Interesting. Somewhat counter to Craig Moffet’s great comment in https://www.thebusinessbrew.com/episodes/craig-moffett-a-true-expert that:
“a broadband household uses about 50 to 70 times more data than a wireless phone subscriber does. And yet, they only generate about 20% more revenue. So, on a revenue per bit basis, fixed wireless broadband are serving the wireless broadband market generates about 1/50th as much revenue per bit as wireless does. It is so unattractive economically on a relative basis that you would only do it if you were just a wash in excess capacity. You couldn’t think of anything else to use your capacity for.”
He does go on to say ” it’s not clear it’s going to stay the case” which you’re confirming. I guess as you say they’ve learned they can prioritize voice without customers complaining *too* much. And the market is tolerating speed dependency on distance to their tower.

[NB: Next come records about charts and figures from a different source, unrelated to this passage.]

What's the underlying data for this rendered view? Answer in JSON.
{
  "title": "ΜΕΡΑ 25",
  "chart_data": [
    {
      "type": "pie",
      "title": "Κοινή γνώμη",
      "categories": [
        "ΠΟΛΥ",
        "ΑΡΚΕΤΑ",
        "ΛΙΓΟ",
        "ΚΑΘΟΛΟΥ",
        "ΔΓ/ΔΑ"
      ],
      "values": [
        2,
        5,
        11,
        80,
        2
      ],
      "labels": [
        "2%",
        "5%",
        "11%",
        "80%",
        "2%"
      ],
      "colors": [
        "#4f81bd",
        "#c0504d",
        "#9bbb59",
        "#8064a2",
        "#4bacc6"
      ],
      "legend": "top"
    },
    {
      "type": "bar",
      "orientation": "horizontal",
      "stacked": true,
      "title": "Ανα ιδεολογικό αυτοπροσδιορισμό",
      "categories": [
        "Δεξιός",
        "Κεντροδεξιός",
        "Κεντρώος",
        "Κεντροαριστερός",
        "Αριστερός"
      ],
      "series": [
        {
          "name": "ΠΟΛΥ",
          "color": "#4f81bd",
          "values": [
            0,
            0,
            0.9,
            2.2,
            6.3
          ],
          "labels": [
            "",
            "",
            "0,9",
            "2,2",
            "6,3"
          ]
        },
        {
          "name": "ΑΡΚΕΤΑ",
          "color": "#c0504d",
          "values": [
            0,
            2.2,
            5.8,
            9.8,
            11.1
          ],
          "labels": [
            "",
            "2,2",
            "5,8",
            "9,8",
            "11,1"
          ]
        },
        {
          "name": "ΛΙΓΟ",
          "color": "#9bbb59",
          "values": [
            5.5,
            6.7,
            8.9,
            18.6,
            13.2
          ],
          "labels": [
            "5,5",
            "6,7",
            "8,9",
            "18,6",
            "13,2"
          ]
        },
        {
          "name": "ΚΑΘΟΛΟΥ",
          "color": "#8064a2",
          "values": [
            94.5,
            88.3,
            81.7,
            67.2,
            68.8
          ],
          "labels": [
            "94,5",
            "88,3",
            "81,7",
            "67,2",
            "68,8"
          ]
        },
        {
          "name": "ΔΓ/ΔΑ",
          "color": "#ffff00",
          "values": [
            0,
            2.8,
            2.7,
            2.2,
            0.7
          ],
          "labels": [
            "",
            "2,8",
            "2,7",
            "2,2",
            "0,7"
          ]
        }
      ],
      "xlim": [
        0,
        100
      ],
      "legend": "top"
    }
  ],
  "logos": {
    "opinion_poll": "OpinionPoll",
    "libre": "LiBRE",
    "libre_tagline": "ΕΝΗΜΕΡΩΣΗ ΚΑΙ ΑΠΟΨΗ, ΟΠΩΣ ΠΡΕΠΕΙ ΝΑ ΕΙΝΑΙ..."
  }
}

That’s an interesting point. The cellular carriers are clearly monetizing their excess capacity. I’m not sure that evaluating that on a per bit basis is the right way to look at it, because the number folks just look at the new revenues that don’t come with very much incremental new costs.
The engineers at the cellular carriers must be frustrated because cell sites were not designed to handle customers that use steady broadband for a long time, like streaming, gaming, and working from home. The engineers also must be looking at the long term growth pattern for home broadband and shuddering, because in five years, what is using excess capacity today might be more bandwidth than a cell site can handle.
I’m thinking the carriers are banking on upgrading at some point to true 5G where they could direct beam-formed traffic to broadband customers and probably do it on a different spectrum. That’s the only scenario that doesn’t have cell sites crashing as home broadband usage conflicts with cellphone usage as both keep increasing.
That is an interesting picture you present of the future. I’m glad I’m not in their shoes trying to figure out how to engineer a product that marketing maybe sold without enough study. I can testify that cell coverage, just for basic calls and messaging has taken a 50% reduction in quality all around us. It’s terrible. Where there is service it’s fast, but the edges are terrible crunchy and the gaps are growing.
I’ll second that mobiles services have declined radically over the paste year or two as they’ve brought on FWA subscribers. I wish I know the metrics of this to verify but it’s a noticable degredation.
I’ve also shared the opinion that cell companies are basically betting that they’ll get more support from the FCC, more spectrum, more rights, whatever, to support their new oversell numbers.
Doug — you’re right that cost per bit isn’t the best metric, but it has some use, especially if one is spectrum constrained.
5G is no sliver bullet. It’s really just an upgrade.
We’ve tried just about every option available to our home (suburban WDC), and the winner by far is FiOS. No problems with clouds, no problems with long distance to the node, no caps or throttling. We can have 4 computers and a TV or two all simultaneously using WiFi, and someone can still call on the home phone (… Yes, we still have one — the cost is de minimus!).
A few months ago, we tried the T-Mobile FWA offering, and it just didn’t cut it with one computer and TV going. Latency was horrendous…
We have not tried VZ FWA, but see no point in trying it in our current location… unless FiOS or some other fiber offering is unavailable. I am not a big fan of Verizon — they act too much like an old-fashioned monopolist — but you can’t beat FiOS.
I wouldn’t gibe FiOS too much credit here, I think there are many different solutions that perform really similarly ie when compared to cellular FWA they all look fantastic.
FWA has this glaring problem of demand shifting because of mobile users. Got a conferance at the hotel near your house with a bunch of people using hotspots? degredation. Family next door gets a black friday upgrade to all new 5G phones? degredation. Your neighbor across the street signs up for VZW FWA? degredation.
IMO, we should eliminate the mixing of mobile and FWA services.